Fred snorted, "Do we ever! You should see the collection of pills Cordy keeps on hand because of her visions."
"Er...yes," Giles stammered. Turning to Dawn, he said with a gentle smile, "I think I left the salve for your scars in the glove compartment. Why don't you fetch it, and then see if you can find Cordelia and persuade her to part with a few painkillers for an old librarian."
"Sure," Dawn agreed with a smile.
"I think Cordelia is up in Angel's room with Connor. I'll show you," Fred offered brightly.
Giles waited until Dawn was well out of earshot. When he looked back to the others, his expression revealed the gravity of the situation.
"So, what's the sitch?" Buffy asked in a low voice.
"The Council wanted to prevent me from sharing what I'd learned," Giles began.
"What, that they're a bunch of stuffy old weasels who poison their own Slayers?" Buffy sneered with disdain. "Too late, already figured that part out."
"The Watchers poisoned you?!" Spike demanded incredulously. At the stern, affirmative gleam in Buffy's eyes, Spike's blood boiled. He almost hoped that his suspicions were correct, and that the Council would be sending more assassins. Chip be damned, he wanted to kill the lot of 'em.
"Er, do continue, Giles," Wesley interjected, eyeing the sullen vampire uneasily.
"For several weeks after I left Sunnydale, I was uncertain as to whether I'd made the right decision. I consulted the journals left behind by my predecessors for any insights about how other Watchers adjusted their mentoring to meet the needs of Slayers who survived to adulthood. Believe me, I was completely unprepared for what I found."
"Something tells me it had nothing to do with how to find a nice young man for the Slayer, or whether her father or her Watcher had first dibs on walking her down the aisle," Xander muttered, encircling Anya even more tightly in his embrace.
"I only wish that had been the case," Giles confirmed sadly. "Unfortunately, they were never given the chance to ponder such matters. Any Slayers who survived the Cruciamentem and didn't fall in combat by their early twenties were killed by the Council."
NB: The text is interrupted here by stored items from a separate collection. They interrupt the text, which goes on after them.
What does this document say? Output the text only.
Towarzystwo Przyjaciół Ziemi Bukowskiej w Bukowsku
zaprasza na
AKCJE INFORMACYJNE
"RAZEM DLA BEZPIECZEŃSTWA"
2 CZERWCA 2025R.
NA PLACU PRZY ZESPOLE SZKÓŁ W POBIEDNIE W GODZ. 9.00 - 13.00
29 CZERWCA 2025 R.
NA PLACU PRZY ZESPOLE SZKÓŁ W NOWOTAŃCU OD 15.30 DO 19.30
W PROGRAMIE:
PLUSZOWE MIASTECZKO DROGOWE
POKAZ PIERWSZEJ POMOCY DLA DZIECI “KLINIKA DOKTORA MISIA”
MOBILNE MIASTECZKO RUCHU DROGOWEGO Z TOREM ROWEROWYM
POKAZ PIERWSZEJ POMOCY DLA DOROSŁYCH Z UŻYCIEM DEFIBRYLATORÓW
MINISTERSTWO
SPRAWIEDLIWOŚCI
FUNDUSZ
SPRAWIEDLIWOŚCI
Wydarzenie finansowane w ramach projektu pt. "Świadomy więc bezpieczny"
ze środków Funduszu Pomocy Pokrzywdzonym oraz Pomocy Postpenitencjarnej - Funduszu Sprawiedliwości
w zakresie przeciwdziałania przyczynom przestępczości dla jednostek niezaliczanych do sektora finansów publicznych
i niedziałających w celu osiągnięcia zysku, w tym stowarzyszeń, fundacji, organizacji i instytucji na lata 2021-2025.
A low growl rumbled in Spike's throat and he immediately moved to Buffy's side, placing a protective hand on her shoulder. Otherwise, the room was frozen in stunned silence. One face after another contorted in a grim mask of horror. Xander closed his eyes and rested his brow against Anya's, as if to block out the news. Wesley sank into the chair behind the desk.
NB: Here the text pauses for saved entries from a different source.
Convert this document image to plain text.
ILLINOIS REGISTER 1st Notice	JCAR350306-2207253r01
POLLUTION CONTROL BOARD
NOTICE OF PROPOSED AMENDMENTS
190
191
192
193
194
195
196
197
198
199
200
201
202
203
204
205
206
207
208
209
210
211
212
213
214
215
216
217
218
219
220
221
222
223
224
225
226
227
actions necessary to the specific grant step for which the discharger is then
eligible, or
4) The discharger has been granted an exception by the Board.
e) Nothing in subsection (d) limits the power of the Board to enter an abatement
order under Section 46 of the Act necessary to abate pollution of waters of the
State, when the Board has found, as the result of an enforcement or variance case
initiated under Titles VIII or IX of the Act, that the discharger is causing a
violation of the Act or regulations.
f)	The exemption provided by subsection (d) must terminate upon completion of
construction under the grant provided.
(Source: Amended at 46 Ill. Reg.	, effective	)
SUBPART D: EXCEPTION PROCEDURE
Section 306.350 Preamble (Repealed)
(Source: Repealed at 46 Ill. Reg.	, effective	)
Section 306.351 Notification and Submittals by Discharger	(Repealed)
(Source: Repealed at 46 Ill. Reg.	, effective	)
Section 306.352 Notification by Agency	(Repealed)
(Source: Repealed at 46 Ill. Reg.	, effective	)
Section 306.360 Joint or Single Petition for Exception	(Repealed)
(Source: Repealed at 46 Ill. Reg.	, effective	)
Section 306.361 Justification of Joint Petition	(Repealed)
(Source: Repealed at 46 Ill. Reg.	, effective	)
Buffy stood her ground and clenched her jaw. When she finally found her voice, she whispered hoarsely, "Why?!"
"Because of what happened to Slayers who lived long enough. A Slayer's unique qualities set her apart from ordinary humans. After several years, some Slayers developed a sense of kinship with the creatures they had been trained to destroy. Many of them began to question their calling, to the point that the Council found them too difficult to manage..."
"And so the Council killed them," Buffy concluded in a small voice.
A storm raged in icy blue depths as Spike steeled her with his gaze. "They even think of layin' a finger on you, and I'll kill 'em all. I swear it."
His eyes firmly fixed on hers, Spike grasped her hand in his and held it tightly, daring the bastards to come.